Publications : 1995

Williams CA, James RC and Freeman RW. 1995. Using the EPC approach to develop health based soil and water concentrations for environmental chemicals. Regul Toxicol Pharmacol 22:64–75.


Reference doses (RfDs) and reference concentrations (RfCs) developed by the United States Environmental Protection Agency (USEPA) are typically used to assess the risk of potential adverse human health effects from exposure to environmental chemicals. For a large number of chemicals, however, USEPA RfDs or RfCs have not yet been determined. Thus, for risk assessments that involve a large number of chemicals, there may not be USEPA- or state-derived toxicity constants for all chemicals present at a particular site. A potential solution to this problem is to use estimated permissible concentrations (EPCs) to develop acceptable daily dosages from occupational exposure limits. The EPC is defined as the concentration of a chemical which, under continuous exposure conditions, is expected to be devoid of all acute and chronic toxicities. EPC values are based on allowable occupational exposure limits such as threshold limit values (TLVs), which are workplace exposure guidelines suggested by the American Conference of Governmental Industrial Hygienists. In the present analysis, the EPC method was used to develop interim toxicity constants for more than 30 chemicals which possess TLVs and which appear in the Appendix VIII Hazardous Constituents List, but for which the USEPA has not yet assigned a current RfD or RfC. Appendix VIII chemicals are commonly found at hazardous waste and other sites. Consequently, the development of toxicity constants for the more than 30 chemicals on this list would prove to be most useful for risk assessment purposes.

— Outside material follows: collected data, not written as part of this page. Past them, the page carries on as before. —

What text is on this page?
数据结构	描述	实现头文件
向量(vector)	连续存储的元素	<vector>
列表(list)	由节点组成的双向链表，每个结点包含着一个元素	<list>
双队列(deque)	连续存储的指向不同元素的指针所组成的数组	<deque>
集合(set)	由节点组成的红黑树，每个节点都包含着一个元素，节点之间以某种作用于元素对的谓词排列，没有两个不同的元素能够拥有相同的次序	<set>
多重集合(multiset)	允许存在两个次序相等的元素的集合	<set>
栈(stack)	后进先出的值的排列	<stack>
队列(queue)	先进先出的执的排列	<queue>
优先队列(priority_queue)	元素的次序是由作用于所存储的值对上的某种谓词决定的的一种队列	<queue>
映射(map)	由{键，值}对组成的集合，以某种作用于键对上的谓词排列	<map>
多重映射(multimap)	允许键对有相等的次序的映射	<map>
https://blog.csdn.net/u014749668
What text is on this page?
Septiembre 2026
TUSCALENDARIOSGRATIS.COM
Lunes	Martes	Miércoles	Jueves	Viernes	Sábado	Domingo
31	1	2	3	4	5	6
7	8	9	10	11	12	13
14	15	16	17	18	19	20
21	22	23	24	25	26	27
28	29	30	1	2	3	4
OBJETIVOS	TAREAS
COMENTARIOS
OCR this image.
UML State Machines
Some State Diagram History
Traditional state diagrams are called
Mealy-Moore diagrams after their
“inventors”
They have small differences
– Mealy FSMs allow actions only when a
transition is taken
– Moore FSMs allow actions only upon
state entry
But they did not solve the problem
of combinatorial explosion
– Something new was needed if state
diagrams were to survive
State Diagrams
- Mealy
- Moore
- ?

These toxicity constants were then used, together with standard exposure assumptions, to develop acceptable human health-based soil and water concentrations for these chemicals. The use of these values as interim guidance would therefore allow individuals responsible for assessing human health effects posed by environmental contamination to address all site chemicals without performing extensive, chemical-specific toxicological analyses.